Selective liquid phase oxidation of benzyl alcohol to benzaldehyde by tert-butyl hydroperoxide over γ-Al2O3 supported copper and gold nanoparticles

Abstract

Benzyl alcohol oxidation to benzaldehyde was performed by tert-butyl hydroperoxide (TBHP) in the absence of any solvent using γ-Al2O3 supported copper and gold nanoparticles. Li2O and ionic liquids were used as additive and stabilizers for the synthesis of the catalysts. The physico-chemical properties of the catalysts were characterized by atomic absorption spectroscopy (AAS), X-ray diffraction spectroscopy (XRD), N2 absorption/desorption (BET), transmission electron microscopy (TEM), scanning electron microscopy (SEM), thermogravimetric analysis (TGA) and temperature programmed reduction (TPR), whereas, the oxidation reaction was followed by gas chromatography with a flame ionization detector (GC-FID). The as prepared catalysts exhibited good catalytic performance in terms of conversion and selectivity towards benzaldehyde. The performance of the Au-based catalysts is significantly higher than that of the Cu-based catalysts.
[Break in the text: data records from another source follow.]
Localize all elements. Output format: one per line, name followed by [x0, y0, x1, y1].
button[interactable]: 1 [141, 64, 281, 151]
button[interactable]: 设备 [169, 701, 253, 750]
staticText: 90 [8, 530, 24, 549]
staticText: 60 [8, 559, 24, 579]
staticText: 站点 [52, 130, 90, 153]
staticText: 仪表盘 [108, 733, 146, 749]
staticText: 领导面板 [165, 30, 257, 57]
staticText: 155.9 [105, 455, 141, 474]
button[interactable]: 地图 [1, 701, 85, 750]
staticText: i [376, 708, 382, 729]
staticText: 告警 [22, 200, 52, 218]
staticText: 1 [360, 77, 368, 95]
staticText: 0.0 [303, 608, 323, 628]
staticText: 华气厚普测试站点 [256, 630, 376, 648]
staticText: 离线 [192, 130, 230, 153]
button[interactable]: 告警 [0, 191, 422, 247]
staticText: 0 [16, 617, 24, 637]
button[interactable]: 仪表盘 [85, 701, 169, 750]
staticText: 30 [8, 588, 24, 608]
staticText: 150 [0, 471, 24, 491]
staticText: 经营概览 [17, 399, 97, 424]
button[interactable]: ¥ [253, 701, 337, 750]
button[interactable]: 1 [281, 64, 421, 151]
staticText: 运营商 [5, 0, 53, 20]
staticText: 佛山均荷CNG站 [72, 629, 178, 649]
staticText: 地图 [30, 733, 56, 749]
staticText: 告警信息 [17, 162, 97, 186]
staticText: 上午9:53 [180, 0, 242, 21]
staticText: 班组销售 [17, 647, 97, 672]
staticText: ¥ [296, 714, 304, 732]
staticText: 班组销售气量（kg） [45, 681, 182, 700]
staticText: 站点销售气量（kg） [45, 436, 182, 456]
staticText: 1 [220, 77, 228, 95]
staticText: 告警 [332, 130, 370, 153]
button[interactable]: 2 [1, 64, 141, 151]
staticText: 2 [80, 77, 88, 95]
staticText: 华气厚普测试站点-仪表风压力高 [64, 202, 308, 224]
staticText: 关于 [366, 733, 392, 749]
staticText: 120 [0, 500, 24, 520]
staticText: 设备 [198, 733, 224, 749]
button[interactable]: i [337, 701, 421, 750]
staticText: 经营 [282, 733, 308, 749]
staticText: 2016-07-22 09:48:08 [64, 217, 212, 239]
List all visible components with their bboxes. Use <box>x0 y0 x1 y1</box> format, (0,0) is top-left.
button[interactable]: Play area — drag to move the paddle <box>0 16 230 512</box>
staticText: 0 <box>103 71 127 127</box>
For both Cu and Au catalysts, the conversion of benzyl alcohol increased as the reaction proceeds, while the selectivity for benzaldehyde decreased. Moreover, the catalysts can be easily recycled and reused with neither significant loss of activity nor selectivity. A kinetic study for the Cu and Au-catalyzed oxidation of benzyl alcohol to benzyldehyde is reported. The rate at which the oxidation of benzyl alcohol is occurring as a function of catalyst and oxidant amounts was investigated, with the apparent rate constant, kapp being proportional to the amount of nano catalyst and oxygen present in the system.